The town of Karlstejn is founded around tourism. All of the shops sell Bohemian crystal and other souvenirs. I was temped to buy some of the gorgeous crystal because the prices were a lot cheaper than in Prague, but I didn’t want to carry it around in my bag for the next 2 weeks so I didn’t. Before I rode my bike back to the pension, I got a traditional Bohemian dessert made out of honey, flower, sugar, almonds, and cinnamon. I ate it with a beer back at the pension and used their wifi. I left around 6pm which was good timing because the rain came back about 10 minutes to 6 with force. The train back to the city only took about 45 minutes. I made a sandwich for dinner then I showered and got ready to go on a ghost tour of the old town.

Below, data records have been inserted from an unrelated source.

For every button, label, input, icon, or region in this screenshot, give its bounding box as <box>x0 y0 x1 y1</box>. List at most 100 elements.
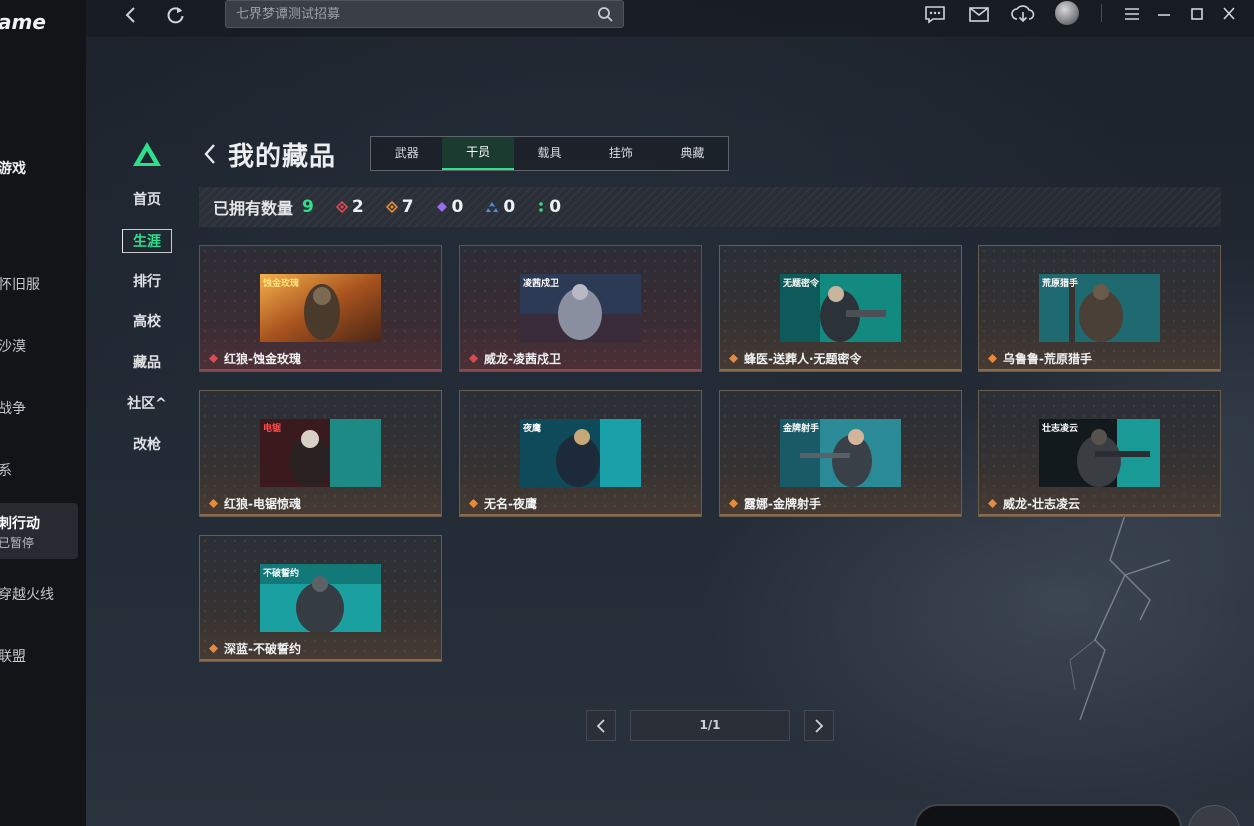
red-gem-icon <box>209 354 218 363</box>
nav-gun-mod[interactable]: 改枪 <box>122 433 172 457</box>
sidebar-item-league[interactable]: 联盟 <box>0 646 26 666</box>
chevron-right-icon <box>815 718 824 733</box>
maximize-icon <box>1191 8 1203 20</box>
card-artwork: 无题密令 <box>780 274 901 342</box>
card-artwork: 凌茜戍卫 <box>520 274 641 342</box>
card-name-text: 乌鲁鲁-荒原猎手 <box>1003 352 1092 366</box>
nav-ranking[interactable]: 排行 <box>122 270 172 294</box>
green-gem-icon <box>539 202 544 212</box>
page-back-button[interactable] <box>200 139 220 169</box>
collection-card[interactable]: 不破誓约 深蓝-不破誓约 <box>199 535 442 662</box>
tab-operators[interactable]: 干员 <box>442 137 514 170</box>
stat-orange-value: 7 <box>401 197 414 217</box>
menu-button[interactable] <box>1120 3 1144 25</box>
collection-card[interactable]: 电锯 红狼-电锯惊魂 <box>199 390 442 517</box>
card-artwork: 夜鹰 <box>520 419 641 487</box>
minimize-icon <box>1158 14 1170 16</box>
minimize-button[interactable] <box>1152 3 1176 25</box>
rarity-bar <box>200 514 441 516</box>
sidebar-item-series[interactable]: 系 <box>0 460 12 480</box>
nav-community[interactable]: 社区^ <box>122 392 172 416</box>
sidebar-item-classic[interactable]: 怀旧服 <box>0 274 40 294</box>
collection-card[interactable]: 荒原猎手 乌鲁鲁-荒原猎手 <box>978 245 1221 372</box>
mail-icon <box>969 7 989 22</box>
rarity-bar <box>200 369 441 371</box>
card-name: 威龙-凌茜戍卫 <box>468 350 561 367</box>
user-avatar[interactable] <box>1055 1 1079 25</box>
page-title: 我的藏品 <box>228 141 337 172</box>
chevron-left-icon <box>204 144 215 164</box>
back-button[interactable] <box>118 2 144 28</box>
owned-label: 已拥有数量 <box>213 199 294 218</box>
rarity-bar <box>200 659 441 661</box>
collection-card[interactable]: 夜鹰 无名-夜鹰 <box>459 390 702 517</box>
card-artwork: 蚀金玫瑰 <box>260 274 381 342</box>
card-name: 蜂医-送葬人·无题密令 <box>728 350 862 367</box>
sidebar-item-active-game[interactable]: 刺行动 已暂停 <box>0 503 78 559</box>
sidebar-item-desert[interactable]: 沙漠 <box>0 336 26 356</box>
search-input[interactable] <box>236 6 597 22</box>
red-gem-icon <box>335 201 348 213</box>
sidebar-item-war[interactable]: 战争 <box>0 398 26 418</box>
page-indicator: 1/1 <box>630 710 790 741</box>
stat-blue: 0 <box>485 197 515 217</box>
orange-gem-icon <box>209 644 218 653</box>
floating-action-pill[interactable] <box>914 804 1182 826</box>
tab-vehicles[interactable]: 载具 <box>514 137 585 170</box>
card-banner: 夜鹰 <box>522 422 541 434</box>
close-icon <box>1223 7 1235 20</box>
stat-purple: 0 <box>436 197 463 217</box>
download-icon <box>1011 5 1035 23</box>
sidebar-item-games[interactable]: 游戏 <box>0 158 26 178</box>
chat-button[interactable] <box>923 3 947 25</box>
orange-gem-icon <box>385 201 398 213</box>
orange-gem-icon <box>469 499 478 508</box>
card-banner: 无题密令 <box>782 277 820 289</box>
orange-gem-icon <box>209 499 218 508</box>
tab-weapons[interactable]: 武器 <box>371 137 442 170</box>
collection-card[interactable]: 无题密令 蜂医-送葬人·无题密令 <box>719 245 962 372</box>
orange-gem-icon <box>729 499 738 508</box>
rarity-bar <box>979 369 1220 371</box>
tab-classics[interactable]: 典藏 <box>657 137 728 170</box>
card-banner: 荒原猎手 <box>1041 277 1078 289</box>
orange-gem-icon <box>988 354 997 363</box>
card-name: 无名-夜鹰 <box>468 495 537 512</box>
search-icon[interactable] <box>597 6 613 22</box>
download-button[interactable] <box>1011 3 1035 25</box>
next-page-button[interactable] <box>804 710 834 741</box>
chevron-left-icon <box>125 7 135 23</box>
collection-card[interactable]: 金牌射手 露娜-金牌射手 <box>719 390 962 517</box>
nav-home[interactable]: 首页 <box>122 188 172 212</box>
purple-gem-icon <box>436 202 447 212</box>
page-header: 我的藏品 <box>200 134 336 174</box>
collection-card[interactable]: 凌茜戍卫 威龙-凌茜戍卫 <box>459 245 702 372</box>
stat-blue-value: 0 <box>503 197 516 217</box>
close-button[interactable] <box>1217 3 1241 25</box>
owned-stats-bar: 已拥有数量 9 2 7 0 0 0 <box>199 187 1221 227</box>
refresh-button[interactable] <box>163 2 189 28</box>
rarity-bar <box>720 369 961 371</box>
maximize-button[interactable] <box>1185 3 1209 25</box>
nav-collection[interactable]: 藏品 <box>122 351 172 375</box>
card-name: 露娜-金牌射手 <box>728 495 821 512</box>
card-name-text: 红狼-蚀金玫瑰 <box>224 352 301 366</box>
stat-orange: 7 <box>385 197 414 217</box>
collection-card[interactable]: 壮志凌云 威龙-壮志凌云 <box>978 390 1221 517</box>
stat-red: 2 <box>335 197 364 217</box>
sidebar-item-crossfire[interactable]: 穿越火线 <box>0 584 54 604</box>
card-banner: 凌茜戍卫 <box>523 277 559 289</box>
collection-card[interactable]: 蚀金玫瑰 红狼-蚀金玫瑰 <box>199 245 442 372</box>
prev-page-button[interactable] <box>586 710 616 741</box>
mail-button[interactable] <box>967 3 991 25</box>
tab-charms[interactable]: 挂饰 <box>585 137 656 170</box>
nav-college[interactable]: 高校 <box>122 310 172 334</box>
card-artwork: 金牌射手 <box>780 419 901 487</box>
card-artwork: 电锯 <box>260 419 381 487</box>
card-name: 红狼-电锯惊魂 <box>208 495 301 512</box>
owned-total: 9 <box>302 197 314 217</box>
orange-gem-icon <box>988 499 997 508</box>
card-banner: 不破誓约 <box>263 567 299 579</box>
game-logo-icon[interactable] <box>131 140 163 168</box>
nav-career[interactable]: 生涯 <box>122 229 172 253</box>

I met up with the guide outside of the tourism office and he showed our group around the historical areas of Prague, highlighting the ghost stories and legends surrounding the old buildings. One building was particularly interesting; called the building of the golden bears. The camera pulls out the gold color from the bears, which look the same color as everything else to the naked eye. Allegedly, this is due to the alchemists applying chemicals to the bears. Rumor also had is that this building used to be in the area of the Prague black market, back away from the old town square. Behind the door which the golden bears are over is supposedly the entrance to Prague’s catacombs where many who ventured did not return. Evidently, people trading in the old town square could hear screams of people lost in the catacombs asking for help, but not all of them were rescued. Some starved to death down there in the huge labyrinth. The Knights Templar also used to be active in downtown Prague. But the legend has it that a king owed the knights money but wasn’t able to pay it, so instead he decided to arrest and kill many of the knights. That’s why this area is supposedly haunted. I got a good number of “orbs” aka light spots on my camera. The area still has several shops and restaurants named after the Templars existence there.
The best part of the tour was the last 40 minutes when our guide took us down below the town hall (under the astronomical clock). Once there, our group of 12 received only 3 (flashlight) lanterns. I got to hold one of them as we went down into the cellars where they used to hold prisoners prior to their executions – if they lived long enough to see their execution date. Our guide had plenty of ghost stories to tell us about apparitions who frequent this basement because they either died or were tortured there. Thankfully we all made it out alive and I headed back to my bright lights and safety of my hotel room, far away from the ghosts and wandering spirits!